The rest is history.
Once he was released from prison, Brown turned to a life of music, creating hits such as “Bustin’ Loose,” with the Soul Searchers, “Go-Go Swing,” Grammy-nominated “Love” with Jill Scott and a slew of albums that paved the way for the evolving genre of go-go.
The Brown family created the Chuck Brown Foundation after his passing with a mission of contributing to causes the musician felt passionately about – education, homelessness and re-entry programs for those who have been incarcerated.
MISSING HIS PRESENCE
Both K.K. and Nekos Brown say they miss their father’s presence in different ways.
“He’d come in just about any room, and you’d know it,” says Nekos Brown. “You couldn’t be sad around him. He lived with the philosophy that as long as you were breathing, you were all right.”
For K.K. Brown, being on stage with the band isn’t the same.
“I used to look over to him for my answers to everything, literally,” she says. “I miss trying to impress him.”

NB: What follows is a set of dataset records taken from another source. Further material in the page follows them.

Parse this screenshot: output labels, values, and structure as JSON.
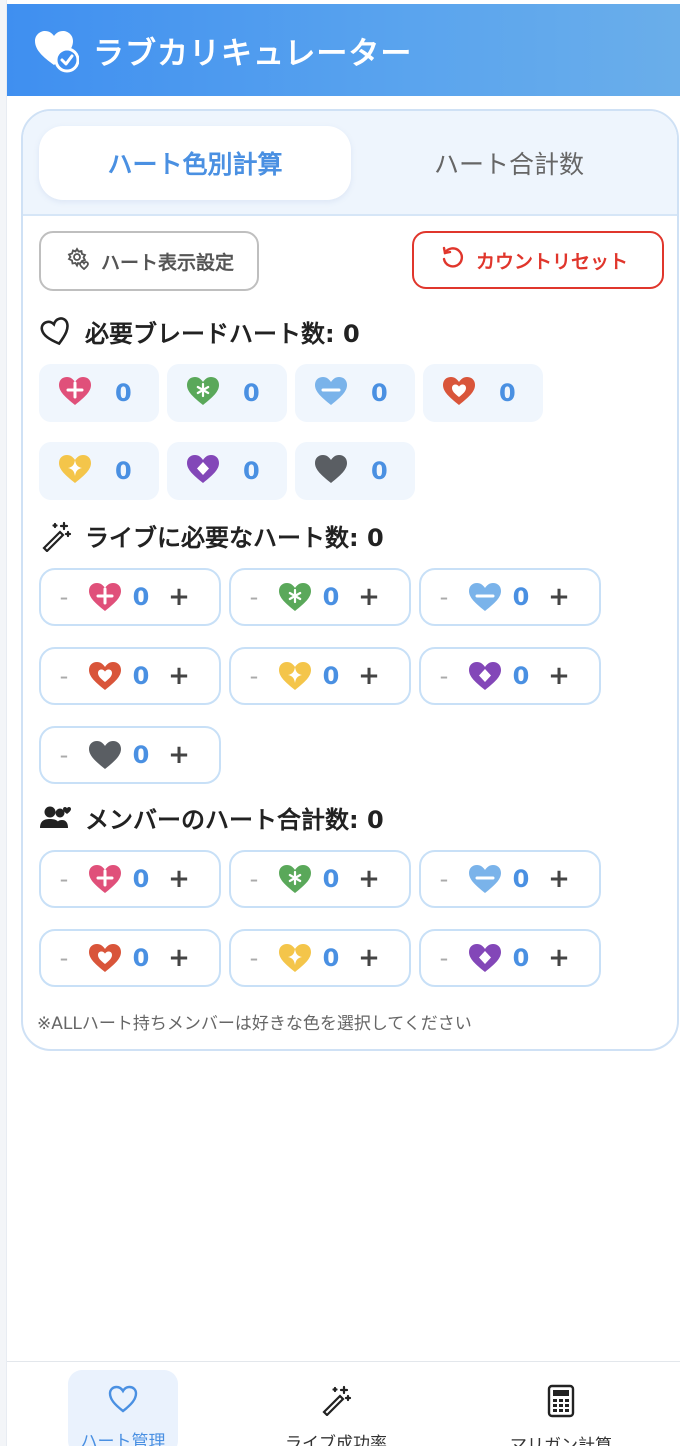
{
  "app": {
    "title": "ラブカリキュレーター"
  },
  "tabs": [
    {
      "label": "ハート色別計算",
      "active": true
    },
    {
      "label": "ハート合計数",
      "active": false
    }
  ],
  "buttons": {
    "settings_label": "ハート表示設定",
    "reset_label": "カウントリセット"
  },
  "colors": {
    "accent": "#4a90e2",
    "reset": "#e0362c",
    "pink": "#e0507a",
    "green": "#5aa85a",
    "blue": "#7ab3ea",
    "red": "#d9553a",
    "yellow": "#f4c54a",
    "purple": "#8347b8",
    "gray": "#5a5e63"
  },
  "blade_section": {
    "title": "必要ブレードハート数: 0",
    "items": [
      {
        "color": "pink",
        "icon": "plus-heart-icon",
        "value": "0"
      },
      {
        "color": "green",
        "icon": "asterisk-heart-icon",
        "value": "0"
      },
      {
        "color": "blue",
        "icon": "minus-heart-icon",
        "value": "0"
      },
      {
        "color": "red",
        "icon": "heart-in-heart-icon",
        "value": "0"
      },
      {
        "color": "yellow",
        "icon": "sparkle-heart-icon",
        "value": "0"
      },
      {
        "color": "purple",
        "icon": "diamond-heart-icon",
        "value": "0"
      },
      {
        "color": "gray",
        "icon": "plain-heart-icon",
        "value": "0"
      }
    ]
  },
  "live_section": {
    "title": "ライブに必要なハート数: 0",
    "items": [
      {
        "color": "pink",
        "icon": "plus-heart-icon",
        "value": "0"
      },
      {
        "color": "green",
        "icon": "asterisk-heart-icon",
        "value": "0"
      },
      {
        "color": "blue",
        "icon": "minus-heart-icon",
        "value": "0"
      },
      {
        "color": "red",
        "icon": "heart-in-heart-icon",
        "value": "0"
      },
      {
        "color": "yellow",
        "icon": "sparkle-heart-icon",
        "value": "0"
      },
      {
        "color": "purple",
        "icon": "diamond-heart-icon",
        "value": "0"
      },
      {
        "color": "gray",
        "icon": "plain-heart-icon",
        "value": "0"
      }
    ]
  },
  "member_section": {
    "title": "メンバーのハート合計数: 0",
    "items": [
      {
        "color": "pink",
        "icon": "plus-heart-icon",
        "value": "0"
      },
      {
        "color": "green",
        "icon": "asterisk-heart-icon",
        "value": "0"
      },
      {
        "color": "blue",
        "icon": "minus-heart-icon",
        "value": "0"
      },
      {
        "color": "red",
        "icon": "heart-in-heart-icon",
        "value": "0"
      },
      {
        "color": "yellow",
        "icon": "sparkle-heart-icon",
        "value": "0"
      },
      {
        "color": "purple",
        "icon": "diamond-heart-icon",
        "value": "0"
      }
    ]
  },
  "stepper": {
    "minus": "-",
    "plus": "+"
  },
  "note": "※ALLハート持ちメンバーは好きな色を選択してください",
  "bottom_nav": [
    {
      "label": "ハート管理",
      "icon": "heart-outline-icon",
      "active": true
    },
    {
      "label": "ライブ成功率",
      "icon": "magic-wand-icon",
      "active": false
    },
    {
      "label": "マリガン計算",
      "icon": "calculator-icon",
      "active": false
    }
  ]
}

She and the band have continued to perform together at numerous summer events that were originally booked for her father, including the DC Jazz Festival show at The Hamilton and the Summer Spirit Music Festival at the Merriwether Post Pavillion.
The Chuck Brown Band will continue performances for the rest of the year as a part of The Howard Theatre’s Wind Me Up Chuck! Mondays, which will feature the band and various artists influenced by the go-go master.
“It’s really fitting because every time he’d tell a story it would have The Howard in it,” his daughter says.
When she’s not performing in the band, she’s in and out of the studio working on her solo rap project with a blend of rock hip-hop and, of course, go-go.
“I just want to make sure I do everything he taught me.”